La inclusión de la mujer en espacios que antes estaban dominados por los hombres es uno de los logros más importantes en las últimas décadas, su educación en universidades e incluso, su desempeño en el sector privado y en cargos públicos han sido clave para su empoderamiento.

El cambio de rol, de amas de casa dedicadas al cuidado de los hijos a una mayor participación en la economía y en espacios de toma de decisión, es un aspecto trascendental para el desarrollo nacional.

Sin embargo, la transición no ha sido sencilla, pues aún enfrentan circunstancias lamentables en su vida cotidiana que inhiben su pleno desarrollo. Todos los días se enfrentan a situaciones que vulneran sus derechos humanos, que van desde comentarios sexistas hasta actos de violencia sexual, laboral, psicológica, económica, violencia política o situaciones extremas como feminicidios.

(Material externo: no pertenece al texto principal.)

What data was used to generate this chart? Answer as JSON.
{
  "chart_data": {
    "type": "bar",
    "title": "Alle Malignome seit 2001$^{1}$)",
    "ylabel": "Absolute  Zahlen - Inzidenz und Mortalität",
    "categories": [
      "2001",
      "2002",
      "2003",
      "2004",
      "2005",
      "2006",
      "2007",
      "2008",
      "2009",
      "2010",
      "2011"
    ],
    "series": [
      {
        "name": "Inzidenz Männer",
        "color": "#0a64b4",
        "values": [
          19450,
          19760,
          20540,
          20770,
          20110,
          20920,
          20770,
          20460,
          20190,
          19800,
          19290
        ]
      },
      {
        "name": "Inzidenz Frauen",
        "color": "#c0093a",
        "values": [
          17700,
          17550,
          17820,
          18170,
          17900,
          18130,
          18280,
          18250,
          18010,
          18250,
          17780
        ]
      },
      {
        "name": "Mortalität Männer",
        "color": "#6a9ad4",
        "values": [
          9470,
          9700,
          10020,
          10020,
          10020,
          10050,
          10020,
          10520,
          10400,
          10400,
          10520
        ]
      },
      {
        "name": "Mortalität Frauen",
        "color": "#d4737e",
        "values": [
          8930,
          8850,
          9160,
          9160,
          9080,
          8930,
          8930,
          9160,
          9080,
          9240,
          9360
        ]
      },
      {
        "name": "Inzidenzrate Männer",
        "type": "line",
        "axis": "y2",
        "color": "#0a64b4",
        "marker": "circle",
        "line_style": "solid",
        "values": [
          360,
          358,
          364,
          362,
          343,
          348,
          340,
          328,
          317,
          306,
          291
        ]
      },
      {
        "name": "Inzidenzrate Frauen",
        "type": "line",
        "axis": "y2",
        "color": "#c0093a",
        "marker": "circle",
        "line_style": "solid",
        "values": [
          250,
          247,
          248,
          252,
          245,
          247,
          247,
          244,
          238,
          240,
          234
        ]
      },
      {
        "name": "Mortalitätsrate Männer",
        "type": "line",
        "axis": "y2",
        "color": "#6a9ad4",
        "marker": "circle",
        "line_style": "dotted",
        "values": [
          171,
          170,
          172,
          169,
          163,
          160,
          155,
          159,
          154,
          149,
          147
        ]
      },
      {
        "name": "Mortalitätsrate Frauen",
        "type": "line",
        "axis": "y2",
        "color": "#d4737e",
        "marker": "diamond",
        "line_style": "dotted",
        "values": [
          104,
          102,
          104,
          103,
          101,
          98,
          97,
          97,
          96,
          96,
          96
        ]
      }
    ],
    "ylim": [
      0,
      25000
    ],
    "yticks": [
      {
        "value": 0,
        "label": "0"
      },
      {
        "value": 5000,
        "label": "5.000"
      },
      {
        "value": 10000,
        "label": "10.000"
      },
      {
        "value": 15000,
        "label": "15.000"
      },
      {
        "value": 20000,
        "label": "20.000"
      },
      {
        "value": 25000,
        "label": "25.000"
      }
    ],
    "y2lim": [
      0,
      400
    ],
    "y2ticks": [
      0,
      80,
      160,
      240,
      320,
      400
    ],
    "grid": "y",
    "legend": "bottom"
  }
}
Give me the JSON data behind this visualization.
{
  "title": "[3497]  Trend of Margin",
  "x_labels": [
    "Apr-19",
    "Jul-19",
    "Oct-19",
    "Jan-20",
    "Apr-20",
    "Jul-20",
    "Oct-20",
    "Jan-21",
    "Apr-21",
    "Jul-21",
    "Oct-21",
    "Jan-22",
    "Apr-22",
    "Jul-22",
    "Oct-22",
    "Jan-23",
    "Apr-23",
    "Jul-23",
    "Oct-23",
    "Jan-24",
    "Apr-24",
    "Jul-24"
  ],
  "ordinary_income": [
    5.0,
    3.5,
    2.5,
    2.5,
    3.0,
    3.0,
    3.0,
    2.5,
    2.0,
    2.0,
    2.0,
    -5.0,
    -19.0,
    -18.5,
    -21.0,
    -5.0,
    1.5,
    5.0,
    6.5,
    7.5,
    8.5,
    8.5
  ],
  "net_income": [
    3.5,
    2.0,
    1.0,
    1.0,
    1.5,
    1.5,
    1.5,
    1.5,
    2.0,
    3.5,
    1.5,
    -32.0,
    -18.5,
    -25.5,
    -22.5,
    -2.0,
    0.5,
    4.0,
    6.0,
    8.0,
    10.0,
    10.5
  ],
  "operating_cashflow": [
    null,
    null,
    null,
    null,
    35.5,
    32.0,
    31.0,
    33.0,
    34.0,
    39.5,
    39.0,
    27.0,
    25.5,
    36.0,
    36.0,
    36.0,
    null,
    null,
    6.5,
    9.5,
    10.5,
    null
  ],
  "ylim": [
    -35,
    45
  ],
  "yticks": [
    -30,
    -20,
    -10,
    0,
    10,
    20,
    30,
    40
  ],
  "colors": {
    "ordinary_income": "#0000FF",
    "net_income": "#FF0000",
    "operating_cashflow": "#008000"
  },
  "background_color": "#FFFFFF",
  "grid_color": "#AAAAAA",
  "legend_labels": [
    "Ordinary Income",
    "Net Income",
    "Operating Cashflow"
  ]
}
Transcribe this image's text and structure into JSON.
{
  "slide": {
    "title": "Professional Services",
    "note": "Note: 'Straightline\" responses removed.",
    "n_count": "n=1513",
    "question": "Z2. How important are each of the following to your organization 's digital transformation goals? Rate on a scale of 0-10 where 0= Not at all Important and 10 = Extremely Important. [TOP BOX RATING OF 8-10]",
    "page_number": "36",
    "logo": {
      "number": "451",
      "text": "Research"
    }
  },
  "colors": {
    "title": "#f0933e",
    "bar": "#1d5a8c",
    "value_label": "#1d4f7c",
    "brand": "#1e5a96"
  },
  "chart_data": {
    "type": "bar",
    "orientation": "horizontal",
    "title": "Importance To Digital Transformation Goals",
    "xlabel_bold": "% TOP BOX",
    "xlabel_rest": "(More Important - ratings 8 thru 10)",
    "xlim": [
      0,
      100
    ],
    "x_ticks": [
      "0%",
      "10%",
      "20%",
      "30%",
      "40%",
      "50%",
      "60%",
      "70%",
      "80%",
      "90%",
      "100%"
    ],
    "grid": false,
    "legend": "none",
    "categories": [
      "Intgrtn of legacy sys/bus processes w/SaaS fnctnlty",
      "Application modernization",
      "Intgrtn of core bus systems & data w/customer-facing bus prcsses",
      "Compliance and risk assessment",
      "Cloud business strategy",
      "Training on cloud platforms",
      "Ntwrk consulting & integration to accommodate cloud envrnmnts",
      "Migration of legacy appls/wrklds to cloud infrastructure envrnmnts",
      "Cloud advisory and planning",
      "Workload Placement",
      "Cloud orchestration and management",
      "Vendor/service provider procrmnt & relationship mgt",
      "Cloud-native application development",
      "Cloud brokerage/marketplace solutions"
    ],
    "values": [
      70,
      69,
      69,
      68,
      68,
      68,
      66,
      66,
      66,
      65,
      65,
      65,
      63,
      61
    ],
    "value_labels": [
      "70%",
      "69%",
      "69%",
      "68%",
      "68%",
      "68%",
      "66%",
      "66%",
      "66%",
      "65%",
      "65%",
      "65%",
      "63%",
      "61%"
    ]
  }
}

Recientemente se han presenciado comentarios discriminatorios de actores políticos, por ejemplo, en Coahuila, el actual candidato del PAN hizo alusión a argumentos sexistas durante su periodo de campaña. Una práctica que se debe reprobar no solo por provenir de personajes públicos que son figuras centrales en el servicio público, sino también porque afectan los derechos humanos de las mujeres y reproducen estereotipos que vulneran su integridad.

Cualquier acción encaminada a discriminar a una persona o grupo social con leguaje sexista, con estereotipos y prejuicios debe ser erradicada, pues está en contra de los principios, bases y pilares democráticos, además violenta los derechos de las mujeres, quienes independientemente de su afiliación política, merecen ser respetadas.

Las mujeres son agentes transformadoras que desempeñan un papel fundamental en México. 43.8% de las personas ocupadas registradas en la economía nacional, son mujeres. Su participación contribuye de manera importante en el desarrollo económico, además fomenta y fortalece la igualdad de género.

Hoy, más de la mitad de la población total de nuestro país está constituida por mujeres (51.4%) con respecto a la población de hombres (48.6%), es decir, una relación de 94.4 hombres por cada 100 mujeres, lo cual implica que su participación será determinante en la toma de decisiones del futuro desarrollo nacional.

En México, se han llevado a cabo diversos esfuerzos para garantizar la igualdad entre hombres y mujeres, los resultados logrados hasta ahora son favorables no solo para las mujeres, sino también para los hombres y las familias, sin embargo, aún existen retos como lograr la plena incorporación de la mujer en actividades económicas en las mismas condiciones que los hombres y una mayor participación en el ámbito político y en cargos directivos del sector empresarial, pero sobre todo, acabar con la discriminación.

El empoderamiento de la mujer es un elemento central para el fortalecimiento de la democracia y en la medida que lo hagamos efectivo podremos mejorar las condiciones de vida de las familias y alcanzar mejores condiciones de desarrollo en el país.